La Reproduction du Silure
Par romaric, jeudi 29 juin 2006 à 18:00 :: Le Silure :: #14 :: rss
Transmis par Marc Roiron
Plusieurs études tendent à prouver que le silure se reproduit naturellement dans les milieux qu’il a colonisé. L’échelle des tailles nous le confirme par des individus dont les dimensions s’échelonnent de 0,60m à plus de 2 mètres (Seille-Saône).

Les silures sortent de leur période de léthargie où ils sont regroupés sur le fond de la rivière, dans les fosses les plus profondes (10m à 24m) où l’eau est la plus chaude. Une migration de pré-frai a lieu à partir de ces aires d’hivernage quand la température de l’eau atteint 8 à 10°C, fin Mars-début Avril. Dans la Seille et la Saône, ils commencent à frayer lorsque l’eau est à un minimum de 18 à 20°C, dans certaines région, voire même 22°C. Il est nécessaire que la température de l’eau ne chute pas au dessous de 18°C la nuit. Cette période se situe de mi-juin jusqu’à mi-juillet. Le taux de croissance a une importance sur l’âge de la maturité sexuelle des poissons. En général, les mâles arrivent à maturité dans leur 3ème ou 4ème année. Les femelles sont plus tardives et ce n’est que vers leur 5ème ou 6ème année, pour une longueur environ de 60 à 65cm que l’on observe le phénomène. Certaines même, dont le taux de croissance est très faible, n’atteignent la maturité sexuelle qu’à l’âge de 7 ans. Les mâles récoltent des racines et des herbes aquatiques sur les bordures et commencent à construire un nid primitif qu’ils nettoient par de vigoureux mouvements de leur queue quelques jours avant le frai qui a lieu généralement la nuit.

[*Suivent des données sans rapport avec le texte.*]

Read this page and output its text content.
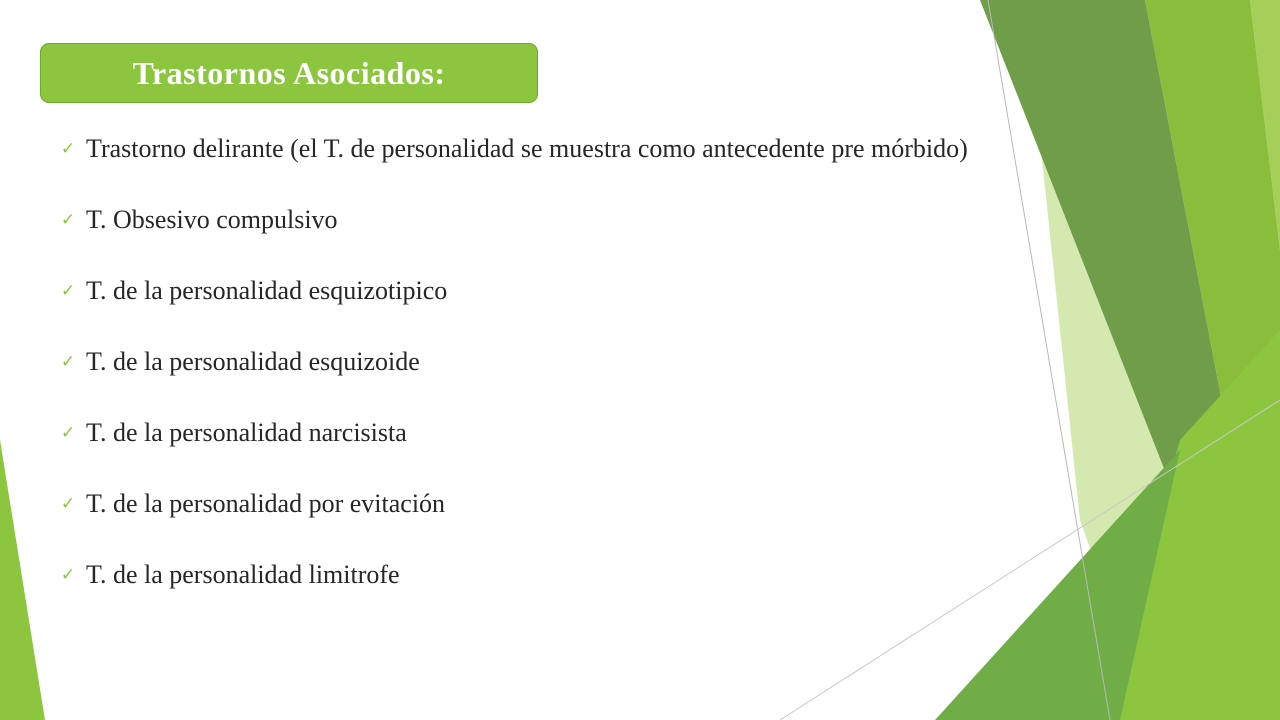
Trastornos Asociados:
✓ Trastorno delirante (el T. de personalidad se muestra como antecedente pre mórbido)
✓ T. Obsesivo compulsivo
✓ T. de la personalidad esquizotipico
✓ T. de la personalidad esquizoide
✓ T. de la personalidad narcisista
✓ T. de la personalidad por evitación
✓ T. de la personalidad limitrofe
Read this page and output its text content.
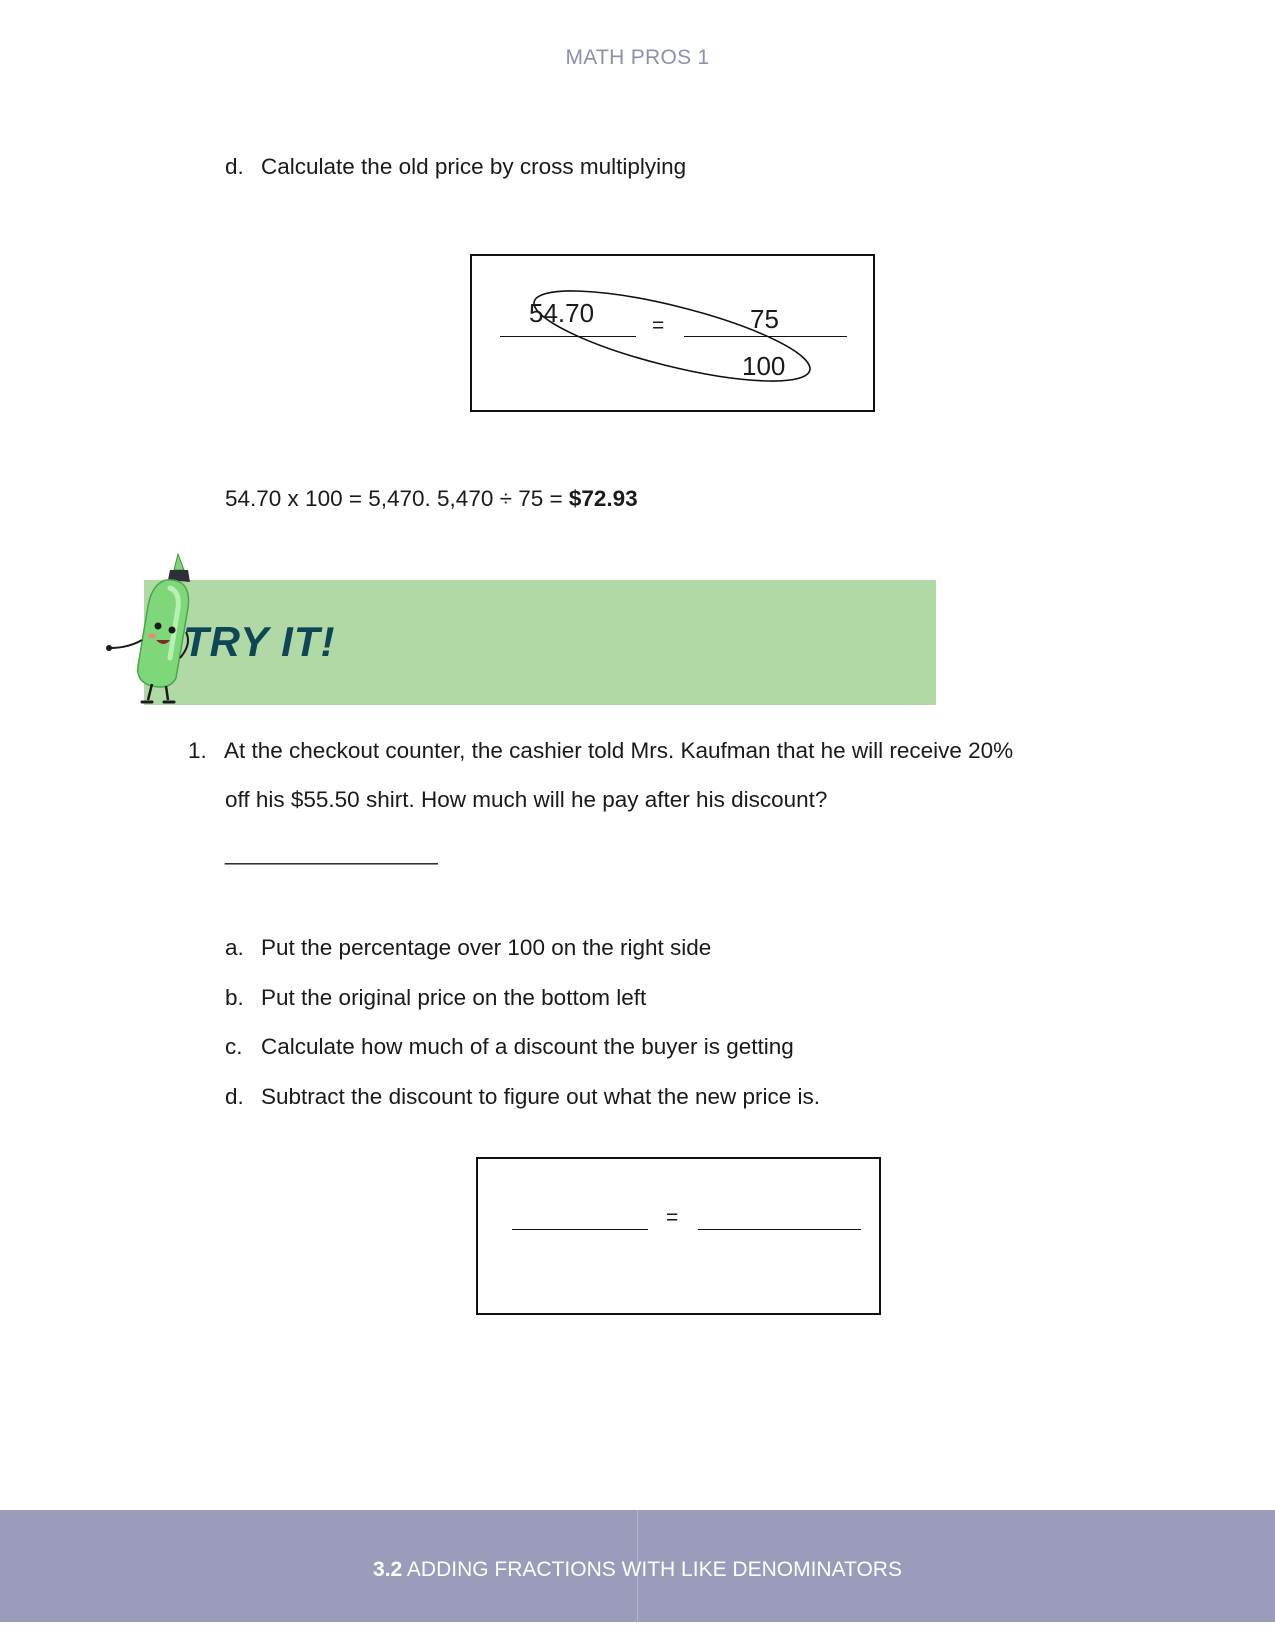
MATH PROS 1
d. Calculate the old price by cross multiplying
54.70	=	75
100
54.70 x 100 = 5,470. 5,470 ÷ 75 = $72.93
TRY IT!
1. At the checkout counter, the cashier told Mrs. Kaufman that he will receive 20%
off his $55.50 shirt. How much will he pay after his discount?
_________________
a. Put the percentage over 100 on the right side
b. Put the original price on the bottom left
c. Calculate how much of a discount the buyer is getting
d. Subtract the discount to figure out what the new price is.
=
3.2 ADDING FRACTIONS WITH LIKE DENOMINATORS
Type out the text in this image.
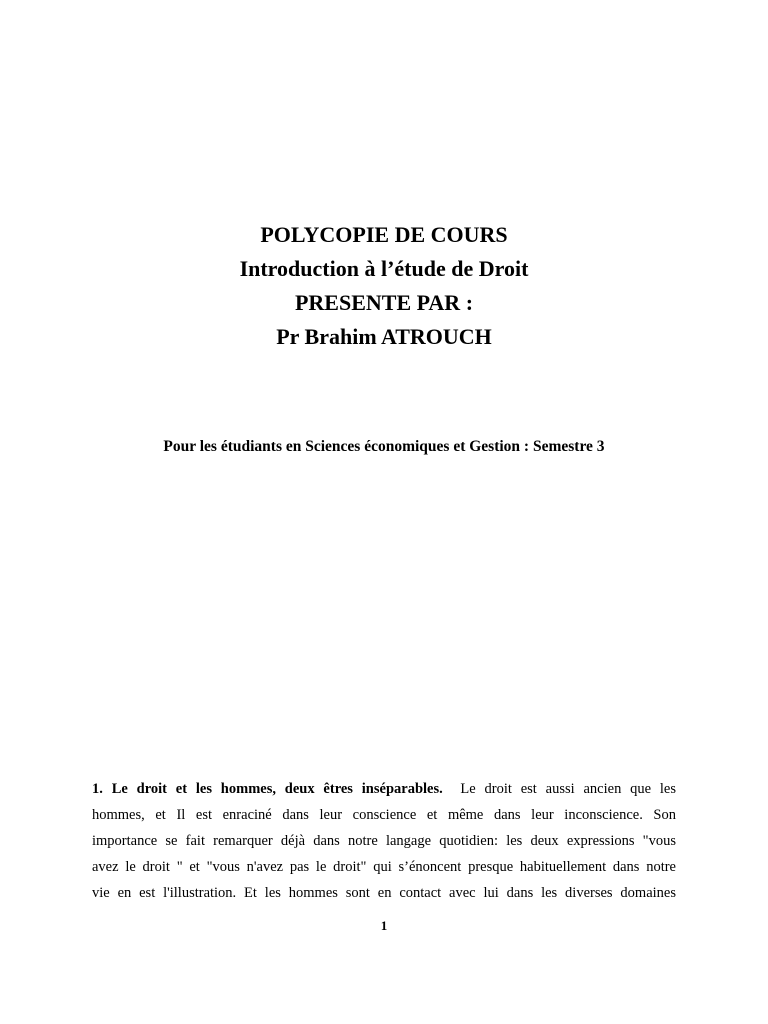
POLYCOPIE DE COURS
Introduction à l’étude de Droit
PRESENTE PAR :
Pr Brahim ATROUCH
Pour les étudiants en Sciences économiques et Gestion : Semestre 3
1. Le droit et les hommes, deux êtres inséparables. Le droit est aussi ancien que les
hommes, et Il est enraciné dans leur conscience et même dans leur inconscience. Son
importance se fait remarquer déjà dans notre langage quotidien: les deux expressions "vous
avez le droit " et "vous n'avez pas le droit" qui s’énoncent presque habituellement dans notre
vie en est l'illustration. Et les hommes sont en contact avec lui dans les diverses domaines
1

Au moment du frai, il y a compétition pour les frayères et les mâles développent une grande agressivité. Les blessures occasionnées peuvent alors être importantes. L’activité reproductrice est déclenchée par une chute soudaine de la pression barométrique. Le frai est un processus très dynamique: avant l’ovulation, la femelle danse au dessus du nid, suivie par le mâle, les corps des poissons sont enroulés, le mâle tournant autour de la femelle. Et appuyant sur son ventre pour provoquer l’expulsion des ovules. Simultanément le mâle éjecte du sperme qui les féconde immédiatement. Une partie des œufs fécondés se collent sur les racines dans le nid. Le reste tombe sur le fond et périt. Les femelles pondent en moyenne 30000 oeufs par kg de poids. Ces œufs ont un diamètre de 1,9 à 3 mm. La grosseur des œufs dépend du stade de développement des gonades, de la taille et de l’âge du poisson et de sa propre condition. Leur couleur est jaune verdâtre, ils sont très adhésifs. Ils sont surveillés par le mâle durant toute la durée d’incubation qui est de 140 degrés jours (7 jours à 20°C). Le mâle assure la ventilation de ses œufs par de constants mouvements de la queue pour renouveler l’oxygène.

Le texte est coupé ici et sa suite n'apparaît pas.